Une évacuation injustifiée de l'université Montpellier III par les CRS : les preuves !

Ce matin à 5 heures, les CRS sont donc venus déloger les étudiants du campus Paul Valéry - Montpellier III au mépris de la loi : seul un péril immédiat peut justifier ce genre d'évacuation selon la loi Chevènement de 1984.
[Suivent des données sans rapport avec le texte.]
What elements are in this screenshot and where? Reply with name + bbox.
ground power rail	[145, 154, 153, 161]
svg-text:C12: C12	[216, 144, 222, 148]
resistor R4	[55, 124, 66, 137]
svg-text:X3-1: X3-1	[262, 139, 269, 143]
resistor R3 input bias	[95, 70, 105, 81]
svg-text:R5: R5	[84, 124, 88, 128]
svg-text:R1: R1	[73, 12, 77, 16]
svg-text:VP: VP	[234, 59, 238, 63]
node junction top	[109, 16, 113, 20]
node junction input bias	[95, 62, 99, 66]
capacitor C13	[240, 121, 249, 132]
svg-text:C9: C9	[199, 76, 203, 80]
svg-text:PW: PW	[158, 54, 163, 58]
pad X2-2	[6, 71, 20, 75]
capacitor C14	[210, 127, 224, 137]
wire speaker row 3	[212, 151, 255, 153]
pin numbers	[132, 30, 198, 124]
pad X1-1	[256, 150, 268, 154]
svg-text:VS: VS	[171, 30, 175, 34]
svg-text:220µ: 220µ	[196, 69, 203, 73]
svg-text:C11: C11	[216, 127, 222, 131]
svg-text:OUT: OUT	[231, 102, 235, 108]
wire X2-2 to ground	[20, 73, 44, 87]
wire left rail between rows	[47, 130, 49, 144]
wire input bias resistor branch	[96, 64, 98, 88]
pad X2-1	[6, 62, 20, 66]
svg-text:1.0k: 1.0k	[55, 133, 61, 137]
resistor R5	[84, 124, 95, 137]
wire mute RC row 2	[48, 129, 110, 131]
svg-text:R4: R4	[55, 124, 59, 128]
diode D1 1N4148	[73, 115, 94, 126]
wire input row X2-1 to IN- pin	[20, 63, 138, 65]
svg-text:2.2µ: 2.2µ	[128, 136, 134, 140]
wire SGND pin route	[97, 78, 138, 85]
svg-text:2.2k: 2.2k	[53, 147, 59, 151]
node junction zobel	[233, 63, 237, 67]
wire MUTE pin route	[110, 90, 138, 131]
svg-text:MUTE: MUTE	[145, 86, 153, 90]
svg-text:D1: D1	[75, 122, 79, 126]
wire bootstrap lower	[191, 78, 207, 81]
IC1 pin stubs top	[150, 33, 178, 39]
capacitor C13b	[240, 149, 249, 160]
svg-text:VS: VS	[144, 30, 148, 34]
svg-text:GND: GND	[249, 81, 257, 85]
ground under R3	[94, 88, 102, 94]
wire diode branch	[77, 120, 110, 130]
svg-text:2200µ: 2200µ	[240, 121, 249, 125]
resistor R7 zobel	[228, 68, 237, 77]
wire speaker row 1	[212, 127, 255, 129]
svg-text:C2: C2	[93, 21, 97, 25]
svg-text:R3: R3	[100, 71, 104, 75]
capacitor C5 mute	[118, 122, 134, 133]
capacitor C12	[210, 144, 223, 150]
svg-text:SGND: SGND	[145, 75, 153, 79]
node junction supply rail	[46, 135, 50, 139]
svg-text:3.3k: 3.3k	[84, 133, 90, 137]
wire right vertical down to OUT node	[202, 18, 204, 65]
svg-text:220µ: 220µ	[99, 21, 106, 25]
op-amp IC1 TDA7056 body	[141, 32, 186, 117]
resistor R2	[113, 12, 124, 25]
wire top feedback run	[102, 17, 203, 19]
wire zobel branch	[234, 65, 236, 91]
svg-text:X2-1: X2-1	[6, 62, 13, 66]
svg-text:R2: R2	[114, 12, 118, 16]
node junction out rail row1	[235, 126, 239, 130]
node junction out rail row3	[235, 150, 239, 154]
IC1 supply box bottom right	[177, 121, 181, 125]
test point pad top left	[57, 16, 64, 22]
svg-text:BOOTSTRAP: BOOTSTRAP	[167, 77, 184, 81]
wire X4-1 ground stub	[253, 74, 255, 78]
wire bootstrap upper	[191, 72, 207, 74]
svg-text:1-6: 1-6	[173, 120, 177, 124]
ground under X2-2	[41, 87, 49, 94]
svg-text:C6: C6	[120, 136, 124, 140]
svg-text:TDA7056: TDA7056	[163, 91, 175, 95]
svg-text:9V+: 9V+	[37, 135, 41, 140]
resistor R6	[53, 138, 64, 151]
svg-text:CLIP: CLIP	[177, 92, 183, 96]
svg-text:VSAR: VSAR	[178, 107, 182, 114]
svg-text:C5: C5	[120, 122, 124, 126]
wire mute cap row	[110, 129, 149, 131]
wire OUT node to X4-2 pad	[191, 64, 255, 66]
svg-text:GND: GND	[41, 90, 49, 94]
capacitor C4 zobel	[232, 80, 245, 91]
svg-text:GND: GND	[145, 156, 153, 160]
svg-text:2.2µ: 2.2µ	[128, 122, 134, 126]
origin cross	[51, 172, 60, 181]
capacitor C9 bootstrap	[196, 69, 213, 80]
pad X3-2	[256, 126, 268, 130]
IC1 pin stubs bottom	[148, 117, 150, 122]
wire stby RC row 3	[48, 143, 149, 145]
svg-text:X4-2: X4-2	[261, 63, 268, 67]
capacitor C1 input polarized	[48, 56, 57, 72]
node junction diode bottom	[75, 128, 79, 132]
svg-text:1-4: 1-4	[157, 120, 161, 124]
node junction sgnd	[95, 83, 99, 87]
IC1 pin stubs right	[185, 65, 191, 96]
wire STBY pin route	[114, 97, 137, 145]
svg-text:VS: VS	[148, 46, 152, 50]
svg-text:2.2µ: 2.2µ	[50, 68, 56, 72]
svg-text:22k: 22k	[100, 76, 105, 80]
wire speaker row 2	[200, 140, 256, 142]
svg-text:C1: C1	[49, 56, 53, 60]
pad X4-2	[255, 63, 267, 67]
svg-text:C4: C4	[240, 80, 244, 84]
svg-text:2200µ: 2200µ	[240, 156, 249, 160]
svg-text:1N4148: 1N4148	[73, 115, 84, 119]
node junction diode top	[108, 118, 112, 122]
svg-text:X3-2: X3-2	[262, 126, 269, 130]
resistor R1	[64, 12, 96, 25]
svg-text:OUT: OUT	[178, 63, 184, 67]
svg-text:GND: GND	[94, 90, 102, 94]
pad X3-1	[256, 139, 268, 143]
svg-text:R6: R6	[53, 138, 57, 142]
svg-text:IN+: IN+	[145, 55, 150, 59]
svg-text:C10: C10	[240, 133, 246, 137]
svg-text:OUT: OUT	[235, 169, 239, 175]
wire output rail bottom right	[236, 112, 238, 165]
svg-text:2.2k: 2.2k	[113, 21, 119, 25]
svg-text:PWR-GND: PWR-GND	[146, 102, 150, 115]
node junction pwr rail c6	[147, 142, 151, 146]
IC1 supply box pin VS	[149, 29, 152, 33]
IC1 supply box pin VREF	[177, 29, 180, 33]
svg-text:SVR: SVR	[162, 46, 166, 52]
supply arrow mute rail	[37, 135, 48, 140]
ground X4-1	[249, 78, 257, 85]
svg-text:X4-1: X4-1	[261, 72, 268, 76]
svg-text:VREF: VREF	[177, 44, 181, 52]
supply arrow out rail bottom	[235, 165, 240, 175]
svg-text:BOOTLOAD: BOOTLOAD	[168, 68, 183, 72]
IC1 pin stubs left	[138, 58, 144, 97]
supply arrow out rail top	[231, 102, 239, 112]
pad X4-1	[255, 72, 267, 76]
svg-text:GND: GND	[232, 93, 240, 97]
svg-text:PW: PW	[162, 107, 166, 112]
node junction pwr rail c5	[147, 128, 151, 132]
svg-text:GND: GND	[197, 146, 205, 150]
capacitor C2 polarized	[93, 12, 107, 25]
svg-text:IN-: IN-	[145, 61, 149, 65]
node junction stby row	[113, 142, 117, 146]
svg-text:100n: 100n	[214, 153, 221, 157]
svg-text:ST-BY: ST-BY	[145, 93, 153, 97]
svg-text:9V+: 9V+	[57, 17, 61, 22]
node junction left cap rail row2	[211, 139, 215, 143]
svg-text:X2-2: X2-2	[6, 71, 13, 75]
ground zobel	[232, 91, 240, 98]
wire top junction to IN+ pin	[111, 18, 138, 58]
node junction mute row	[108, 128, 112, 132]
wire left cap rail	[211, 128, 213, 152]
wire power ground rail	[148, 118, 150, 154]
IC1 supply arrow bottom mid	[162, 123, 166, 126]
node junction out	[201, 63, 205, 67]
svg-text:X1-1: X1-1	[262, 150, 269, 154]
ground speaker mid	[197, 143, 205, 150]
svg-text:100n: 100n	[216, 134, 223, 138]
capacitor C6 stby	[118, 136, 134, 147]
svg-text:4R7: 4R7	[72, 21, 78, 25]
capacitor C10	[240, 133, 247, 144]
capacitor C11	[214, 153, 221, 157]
Voilà la situation réelle vue par le recteur lui-même avant qu'il ne décide d'autoriser l'évacuation du campus 48 heures plus tard (Agence de presse universitaire) :

Mercredi 14 novembre 2007,

Mouvement anti-LRU: le recteur s'oppose à l'évacuation de
Montpellier-III

   Le recteur de Montpellier s'est opposé hier soir, mardi 13 novembre
2007, à l'évacuation de l'Université Montpellier-III (Paul Valéry).
   il estime avoir une"divergence de perception" avec le président de
l'université
Montpellier-III sur la question de la sécurité des biens et des
personnes au sein de cet établissement.

"Le président Jean-Marie Miossec m'a informé hier après-midi qu'il
allait demander au préfet de procéder à l'évacuation de l'université. Il
a aussi décidé de fermer l'université. Je lui ai demandé de ne pas
demander l'évacuation et j'ai donné, en tant que chancelier des
universités, un avis défavorable à cette évacuation au préfet", affirme
Christian Nique. Le recteur ajoute: "Le président de Montpellier-III a
eu tort de fermer l'université parce qu'en face des 15 000 étudiants de
cette université, il n'y a que quelques dizaines de perturbateurs. On ne
ferme pas un service public quand il est en capacité de fonctionner.
L'université Montpellier n'aurait pas dû être fermée aujourd'hui. J'en
veux pour double preuve que des étudiants ont pu y entrer aujourd'hui et
que les squatteurs sont toujours là malgré la fermeture et n'ont pas mis
le feu". Le recteur affirme qu'il pourrait être amener à changer de
point de vue "si la sécurité des personnes et des biens était menacée".
"La situation est très différente de ce qui s'est passé lors du
mouvement contre le CPE où il y avait un beaucoup plus grand nombre de
perturbateurs et de réels dégâts. Aujourd'hui, il y a eu certes quelques
dégâts, mais uniquement quelques meubles abimés"
.

Par ailleurs, le recteur de Montpellier demande aux étudiants de
l'académie de s'informer sur la réalité de la loi LRU. "Il y a trop
de manipulations et de désinformations sur cette loi. Je leur demande
aussi de dire non à la violence, de ne pas cautionner les blocages qui
sont le fait d'une minorité et de participer aux AG et aux votes car,
dans le cas contraire, une minorité peut compromettre leur année
universitaire".

Il est donc très clair qu'à Montpellier ou ailleurs les évacuations relèvent de la pure répression politique et non de la sécurité des biens et des personnes tant invoquée!!!!